Faulkner not only
describes the South as inhabited by “ghosts” and “dead people” but goes further
and specifically describes living, present characters as ghosts, such as Rosa
Coldfield, whom he refers to as “the
ghost [who] mused with shadowy docility as if it were the voice which he
haunted where a more fortunate one would have had a house.” This
description not only addresses Rosa, but also Thomas Sutpen. Faulkner says that
he inhabits Rosa’s voice to this day, giving presence and agency to a dead
character. He not only describes Rosa as a ghost, but gives a living trait,
speech, to a character that is in fact dead. The purpose of supernatural
imagery in this passage is to show how strongly the past lingers into the
present in the novel.
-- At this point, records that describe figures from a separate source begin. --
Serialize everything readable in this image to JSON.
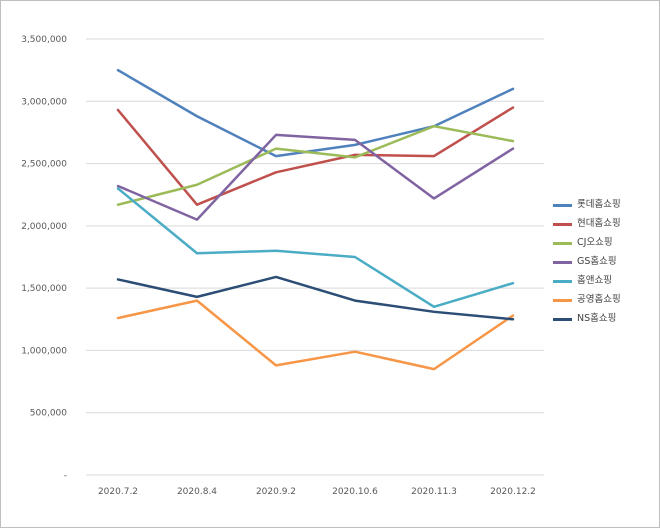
{
  "window": {
    "background": "#ffffff",
    "border_color": "#bfbfbf"
  },
  "chart_data": {
    "type": "line",
    "title": "",
    "xlabel": "",
    "ylabel": "",
    "categories": [
      "2020.7.2",
      "2020.8.4",
      "2020.9.2",
      "2020.10.6",
      "2020.11.3",
      "2020.12.2"
    ],
    "series": [
      {
        "name": "롯데홈쇼핑",
        "color": "#4F81BD",
        "values": [
          3250000,
          2880000,
          2560000,
          2650000,
          2800000,
          3100000
        ]
      },
      {
        "name": "현대홈쇼핑",
        "color": "#C0504D",
        "values": [
          2930000,
          2170000,
          2430000,
          2570000,
          2560000,
          2950000
        ]
      },
      {
        "name": "CJ오쇼핑",
        "color": "#9BBB59",
        "values": [
          2170000,
          2330000,
          2620000,
          2550000,
          2800000,
          2680000
        ]
      },
      {
        "name": "GS홈쇼핑",
        "color": "#8064A2",
        "values": [
          2320000,
          2050000,
          2730000,
          2690000,
          2220000,
          2620000
        ]
      },
      {
        "name": "홈앤쇼핑",
        "color": "#4BACC6",
        "values": [
          2300000,
          1780000,
          1800000,
          1750000,
          1350000,
          1540000
        ]
      },
      {
        "name": "공영홈쇼핑",
        "color": "#F79646",
        "values": [
          1260000,
          1400000,
          880000,
          990000,
          850000,
          1280000
        ]
      },
      {
        "name": "NS홈쇼핑",
        "color": "#2C4D75",
        "values": [
          1570000,
          1430000,
          1590000,
          1400000,
          1310000,
          1250000
        ]
      }
    ],
    "ylim": [
      0,
      3500000
    ],
    "yticks": [
      {
        "value": 3500000,
        "label": "3,500,000"
      },
      {
        "value": 3000000,
        "label": "3,000,000"
      },
      {
        "value": 2500000,
        "label": "2,500,000"
      },
      {
        "value": 2000000,
        "label": "2,000,000"
      },
      {
        "value": 1500000,
        "label": "1,500,000"
      },
      {
        "value": 1000000,
        "label": "1,000,000"
      },
      {
        "value": 500000,
        "label": "500,000"
      },
      {
        "value": 0,
        "label": "-"
      }
    ],
    "grid": true,
    "grid_color": "#D9D9D9",
    "axis_text_color": "#595959",
    "legend_position": "right",
    "legend_text_color": "#404040",
    "line_width": 2.5
  }
}
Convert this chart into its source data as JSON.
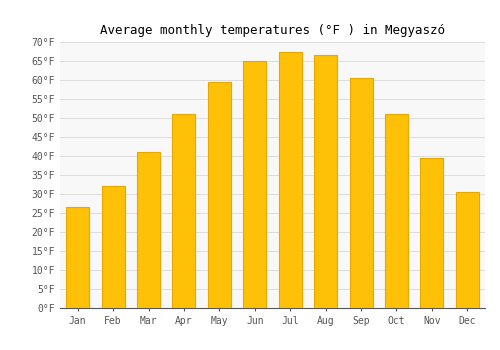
{
  "title": "Average monthly temperatures (°F ) in Megyaszó",
  "months": [
    "Jan",
    "Feb",
    "Mar",
    "Apr",
    "May",
    "Jun",
    "Jul",
    "Aug",
    "Sep",
    "Oct",
    "Nov",
    "Dec"
  ],
  "values": [
    26.5,
    32.0,
    41.0,
    51.0,
    59.5,
    65.0,
    67.5,
    66.5,
    60.5,
    51.0,
    39.5,
    30.5
  ],
  "bar_color": "#FFC107",
  "bar_edge_color": "#E6A800",
  "ylim": [
    0,
    70
  ],
  "yticks": [
    0,
    5,
    10,
    15,
    20,
    25,
    30,
    35,
    40,
    45,
    50,
    55,
    60,
    65,
    70
  ],
  "ytick_labels": [
    "0°F",
    "5°F",
    "10°F",
    "15°F",
    "20°F",
    "25°F",
    "30°F",
    "35°F",
    "40°F",
    "45°F",
    "50°F",
    "55°F",
    "60°F",
    "65°F",
    "70°F"
  ],
  "bg_color": "#ffffff",
  "plot_bg_color": "#f8f8f8",
  "grid_color": "#dddddd",
  "title_fontsize": 9,
  "tick_fontsize": 7,
  "font_family": "monospace"
}
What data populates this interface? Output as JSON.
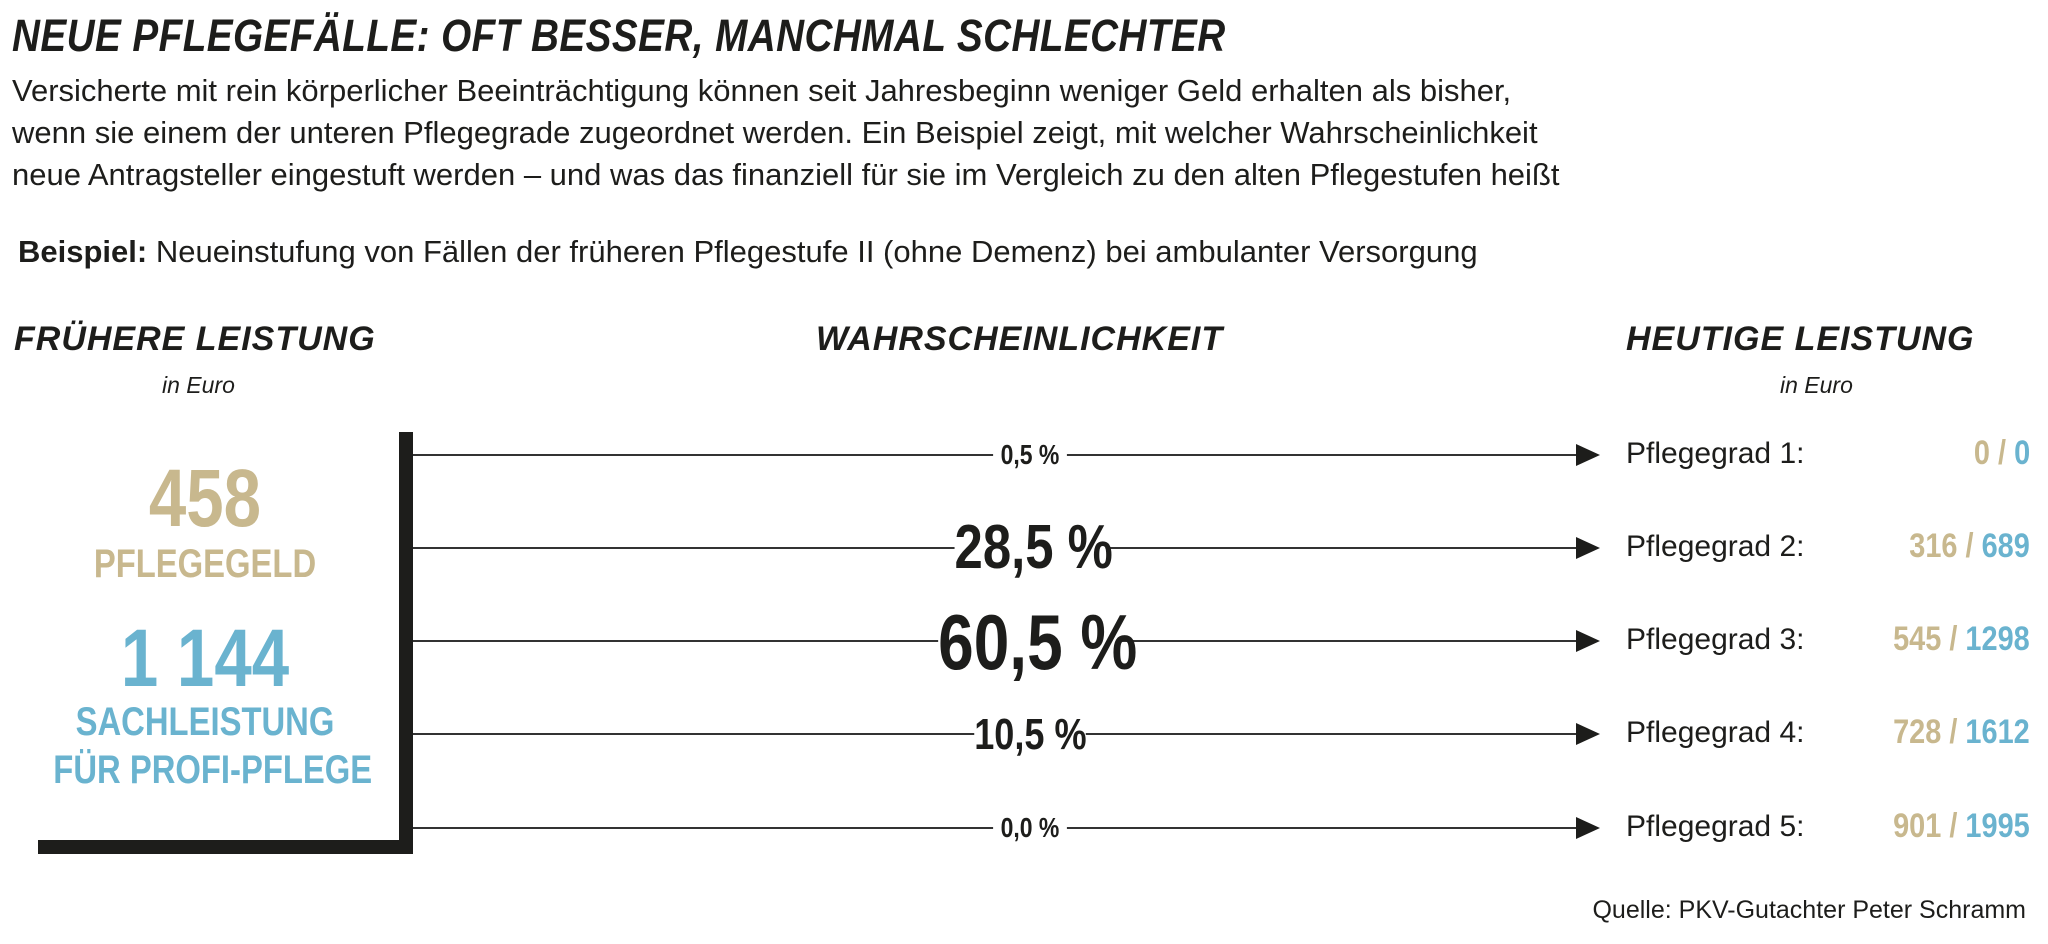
{
  "header": {
    "title": "NEUE PFLEGEFÄLLE: OFT BESSER, MANCHMAL SCHLECHTER",
    "subtitle_lines": [
      "Versicherte mit rein körperlicher Beeinträchtigung können seit Jahresbeginn weniger Geld erhalten als bisher,",
      "wenn sie einem der unteren Pflegegrade zugeordnet werden. Ein Beispiel zeigt, mit welcher Wahrscheinlichkeit",
      "neue Antragsteller eingestuft werden – und was das finanziell für sie im Vergleich zu den alten Pflegestufen heißt"
    ],
    "example_label": "Beispiel:",
    "example_text": " Neueinstufung von Fällen der früheren Pflegestufe II (ohne Demenz) bei ambulanter Versorgung"
  },
  "columns": {
    "left_title": "FRÜHERE LEISTUNG",
    "left_unit": "in Euro",
    "middle_title": "WAHRSCHEINLICHKEIT",
    "right_title": "HEUTIGE LEISTUNG",
    "right_unit": "in Euro"
  },
  "former": {
    "pflegegeld_value": "458",
    "pflegegeld_label": "PFLEGEGELD",
    "sachleistung_value": "1 144",
    "sachleistung_label_1": "SACHLEISTUNG",
    "sachleistung_label_2": "FÜR PROFI-PFLEGE"
  },
  "rows": [
    {
      "probability": "0,5 %",
      "label": "Pflegegrad 1:",
      "pflegegeld": "0",
      "sachleistung": "0"
    },
    {
      "probability": "28,5 %",
      "label": "Pflegegrad 2:",
      "pflegegeld": "316",
      "sachleistung": "689"
    },
    {
      "probability": "60,5 %",
      "label": "Pflegegrad 3:",
      "pflegegeld": "545",
      "sachleistung": "1298"
    },
    {
      "probability": "10,5 %",
      "label": "Pflegegrad 4:",
      "pflegegeld": "728",
      "sachleistung": "1612"
    },
    {
      "probability": "0,0 %",
      "label": "Pflegegrad 5:",
      "pflegegeld": "901",
      "sachleistung": "1995"
    }
  ],
  "value_separator": " / ",
  "source": "Quelle: PKV-Gutachter Peter Schramm",
  "colors": {
    "pflegegeld": "#c8b88e",
    "sachleistung": "#6ab3cf",
    "text": "#1d1d1b"
  }
}
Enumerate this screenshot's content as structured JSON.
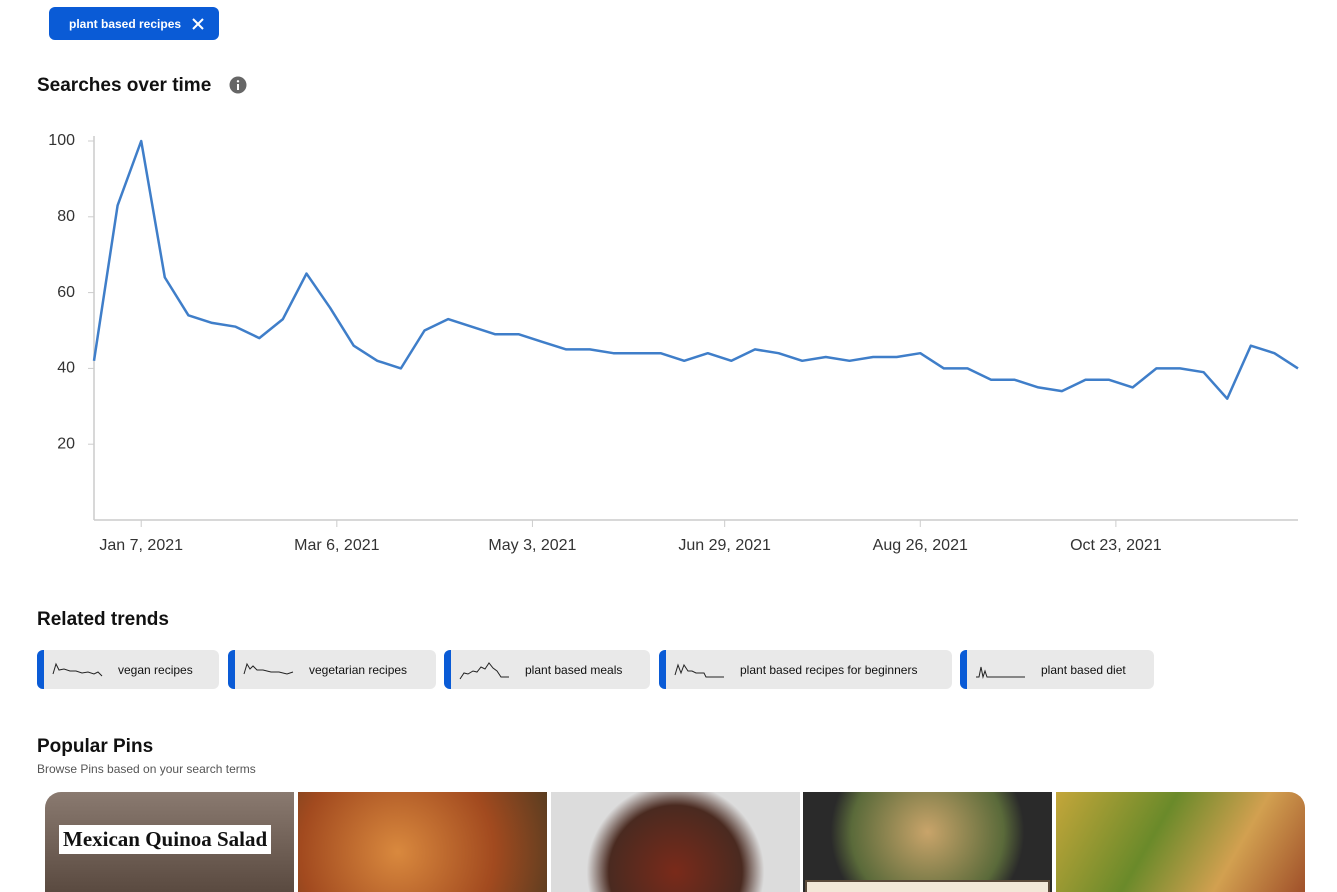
{
  "search_chip": "plant based recipes",
  "chart_data": {
    "type": "line",
    "title": "Searches over time",
    "x": [
      "2020-12-24",
      "2020-12-31",
      "2021-01-07",
      "2021-01-14",
      "2021-01-21",
      "2021-01-28",
      "2021-02-04",
      "2021-02-11",
      "2021-02-18",
      "2021-02-25",
      "2021-03-04",
      "2021-03-11",
      "2021-03-18",
      "2021-03-25",
      "2021-04-01",
      "2021-04-08",
      "2021-04-15",
      "2021-04-22",
      "2021-04-29",
      "2021-05-06",
      "2021-05-13",
      "2021-05-20",
      "2021-05-27",
      "2021-06-03",
      "2021-06-10",
      "2021-06-17",
      "2021-06-24",
      "2021-07-01",
      "2021-07-08",
      "2021-07-15",
      "2021-07-22",
      "2021-07-29",
      "2021-08-05",
      "2021-08-12",
      "2021-08-19",
      "2021-08-26",
      "2021-09-02",
      "2021-09-09",
      "2021-09-16",
      "2021-09-23",
      "2021-09-30",
      "2021-10-07",
      "2021-10-14",
      "2021-10-21",
      "2021-10-28",
      "2021-11-04",
      "2021-11-11",
      "2021-11-18",
      "2021-11-25",
      "2021-12-02",
      "2021-12-09",
      "2021-12-16"
    ],
    "values": [
      42,
      83,
      100,
      64,
      54,
      52,
      51,
      48,
      53,
      65,
      56,
      46,
      42,
      40,
      50,
      53,
      51,
      49,
      49,
      47,
      45,
      45,
      44,
      44,
      44,
      42,
      44,
      42,
      45,
      44,
      42,
      43,
      42,
      43,
      43,
      44,
      40,
      40,
      37,
      37,
      35,
      34,
      37,
      37,
      35,
      40,
      40,
      39,
      32,
      46,
      44,
      40
    ],
    "color": "#3f7ec9",
    "xlim": [
      "2020-12-24",
      "2021-12-16"
    ],
    "xticks": [
      {
        "value": "2021-01-07",
        "label": "Jan 7, 2021"
      },
      {
        "value": "2021-03-06",
        "label": "Mar 6, 2021"
      },
      {
        "value": "2021-05-03",
        "label": "May 3, 2021"
      },
      {
        "value": "2021-06-29",
        "label": "Jun 29, 2021"
      },
      {
        "value": "2021-08-26",
        "label": "Aug 26, 2021"
      },
      {
        "value": "2021-10-23",
        "label": "Oct 23, 2021"
      }
    ],
    "ylim": [
      0,
      100
    ],
    "yticks": [
      20,
      40,
      60,
      80,
      100
    ]
  },
  "related_trends": {
    "title": "Related trends",
    "items": [
      "vegan recipes",
      "vegetarian recipes",
      "plant based meals",
      "plant based recipes for beginners",
      "plant based diet"
    ]
  },
  "popular_pins": {
    "title": "Popular Pins",
    "subtitle": "Browse Pins based on your search terms",
    "pins": [
      {
        "overlay_text": "Mexican Quinoa Salad"
      }
    ]
  }
}
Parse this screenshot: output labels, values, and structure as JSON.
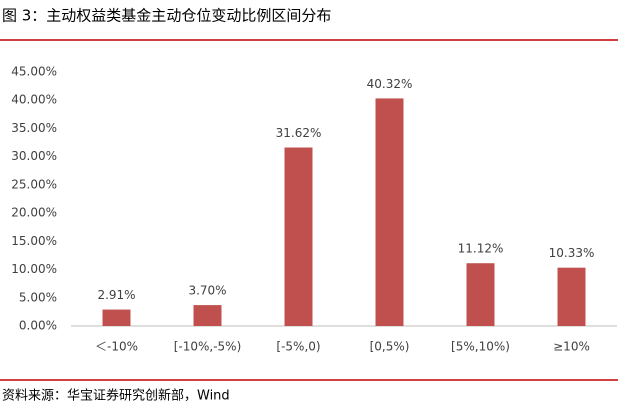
{
  "chart_data": {
    "type": "bar",
    "title": "图 3：主动权益类基金主动仓位变动比例区间分布",
    "source": "资料来源：华宝证券研究创新部，Wind",
    "categories": [
      "＜-10%",
      "[-10%,-5%)",
      "[-5%,0)",
      "[0,5%)",
      "[5%,10%)",
      "≥10%"
    ],
    "values": [
      2.91,
      3.7,
      31.62,
      40.32,
      11.12,
      10.33
    ],
    "value_labels": [
      "2.91%",
      "3.70%",
      "31.62%",
      "40.32%",
      "11.12%",
      "10.33%"
    ],
    "color": "#c0504d",
    "ylim": [
      0,
      45
    ],
    "yticks": [
      {
        "value": 0,
        "label": "0.00%"
      },
      {
        "value": 5,
        "label": "5.00%"
      },
      {
        "value": 10,
        "label": "10.00%"
      },
      {
        "value": 15,
        "label": "15.00%"
      },
      {
        "value": 20,
        "label": "20.00%"
      },
      {
        "value": 25,
        "label": "25.00%"
      },
      {
        "value": 30,
        "label": "30.00%"
      },
      {
        "value": 35,
        "label": "35.00%"
      },
      {
        "value": 40,
        "label": "40.00%"
      },
      {
        "value": 45,
        "label": "45.00%"
      }
    ],
    "grid": false
  }
}
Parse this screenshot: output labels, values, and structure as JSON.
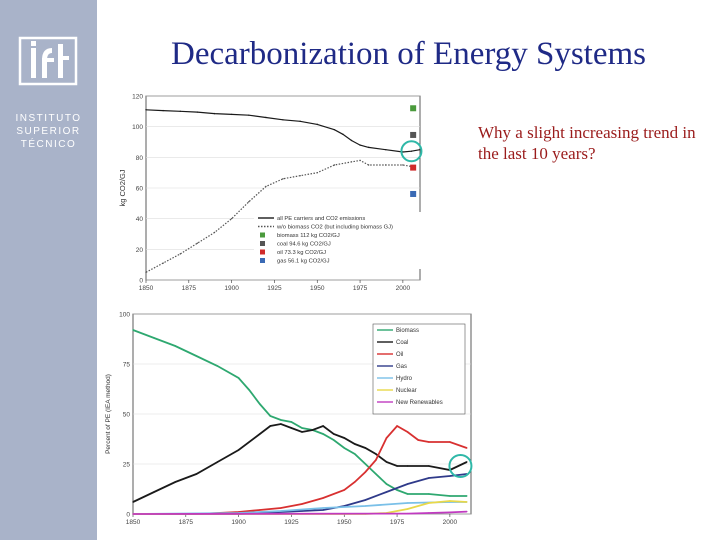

In class we spoke about Faulkner’s commentary on human
memory through his writing. Perhaps describing Rosa as a ghost and granting
Sutpen so much presence was an attempt to show how strong Rosa’s memory of him
is.
In
chapter 1, Faulkner wrote, "his
very body was an empty hall echoing with sonorous defeated names; he was not a
being, an entity, he was a commonwealth. He was a barracks filled with
stubborn, back-looking ghosts..." In this passage, he quite clearly
states that Quentin is “not a being.” Quentin’s obsession with the past, his
deep and undying fascination with the Sutpen story weighs on him. The ghosts
that fill his mind are the characters in the story, whose names “were interchangeable.”
This is consistent with the idea that the entire South is “inhabited by ghosts,”
because the crimes of the South and the memory associated with it linger,
giving the novel a sense of timelessness and underscoring the sense of
cyclicality that we discussed in class.
I completely agree with your post. Since the first chapter, I noticed the continued use of ghosts and haunting images throughout the novel. I thought this was especially interesting in setting the scene in the first chapter when we are first introduced to Rosa; the ghost descriptions are a reminder of the past that she can't let go of which is a major theme throughout the novel. I hadn't thought of the entire South being inhabited by ghosts, but I agree that it does fit in with the cyclical nature of the novel and the themes of painfulness of memory and the bitterness of holding on to the past that we discussed in class.